Voice First in health -- examples proliferate – is this a fad, or is there staying power?  You can’t turn around without encountering another example. Startups (37) are building voice apps; consider that voice skills seem to be populating like weeds in healthcare; the big vendors want to be popping up at the bedside in patient care, and of course, all this deployment will change healthcare. But is that true? A research report project launches in September that will seek answers to these and other questions. The process will incorporate interviews with 20-30 experts/stakeholders. 

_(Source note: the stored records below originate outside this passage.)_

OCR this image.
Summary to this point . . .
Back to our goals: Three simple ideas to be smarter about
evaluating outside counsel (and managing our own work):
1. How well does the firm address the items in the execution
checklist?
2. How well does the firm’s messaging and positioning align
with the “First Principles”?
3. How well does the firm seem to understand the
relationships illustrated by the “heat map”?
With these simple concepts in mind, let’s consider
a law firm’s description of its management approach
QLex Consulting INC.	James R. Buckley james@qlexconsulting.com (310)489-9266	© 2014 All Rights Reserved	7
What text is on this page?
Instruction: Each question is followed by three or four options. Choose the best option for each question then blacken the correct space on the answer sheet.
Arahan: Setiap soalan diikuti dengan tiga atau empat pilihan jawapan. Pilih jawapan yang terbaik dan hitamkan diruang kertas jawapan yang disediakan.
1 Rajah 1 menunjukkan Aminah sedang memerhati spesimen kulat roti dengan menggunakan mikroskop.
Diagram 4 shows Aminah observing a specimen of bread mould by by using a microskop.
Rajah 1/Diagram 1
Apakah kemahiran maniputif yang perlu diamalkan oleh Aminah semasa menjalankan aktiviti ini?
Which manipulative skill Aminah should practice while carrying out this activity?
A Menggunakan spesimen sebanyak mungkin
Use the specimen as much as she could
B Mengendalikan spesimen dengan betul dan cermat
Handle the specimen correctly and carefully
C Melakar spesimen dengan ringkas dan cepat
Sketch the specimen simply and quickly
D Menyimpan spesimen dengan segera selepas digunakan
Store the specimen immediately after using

Why tackle the topic of voice, health, and well-being?  This research is a follow-on report to the 2018 Future of Voice First Technology and Older Adults. The research/report process seeks to understand the role that voice-activated technologies can play in monitoring and improving health, engaging multiple age groups, including boomer-senior adults living at home or in senior living. The scope and details of the topic are subject to shaping by report sponsors, but may also consider younger age groups and how they may benefit from Voice First support in disease management; or how individuals respond to health and well-being suggestions based on profiles, interactions and feedback. The report may attempt to answer, among other questions:

  • What is the opportunity for voice assistants as envisioned by health care providers?
  • What’s new in the use of voice-enabled technology for home healthcare, outpatient healthcare services and monitoring or encouraging well-being?
  • What are the different types of voice-enabled services/scenarios for home health, home care, senior living, or outpatient care?
  • What’s next and who (or what organizations) will be involved?

Your thoughts are welcome. In a rapidly changing technology segment like this, no one person or organization can see clearly what is happening or what may happen next.  Please feel free to comment directly to this post or send thoughts to laurie@ageinplacetech.com. The goal of this project is to complete interviews in Q4 and publish the report in early Q1 2020.  Thanks in advance for your help and thoughts.


Read your post about the report and a couple of other related articles and have some initial thoughts:

  • Currently very fragmented environment with multiple point solutions apps (skills) and wide spectrum of players (healthcare organizations, startups) – hindering holistic/integrated solutions?
  • HIIPA compliance needed – will it restrict technology development and limit benefits? Look to Finance industry to ideas and solutions?
  • User centric design – critical to apply user experience and stories for design. Need skilled UI designers engaged and coupled with skilled marketing people who know how to segment the user base – should it be by chronic disease, location usage, propensity to use tools?
  • Categorize levels of interactions – critical (fall, heart attack, low blood sugar), warning (heart rate), encouraging (reminder to stand) including how to keep engagement vs being annoyed
  • Boomer age group is so large and changing the way aging is being thought about (in many good ways), it appears to be often treated as one big group without segmentation – it is not a one size fits all.
  • Problems to be solved are not unique to the age group, might be more prevalent but same problems exist in other age groups so designing for the over 65 group with preconceived assumptions is faulty.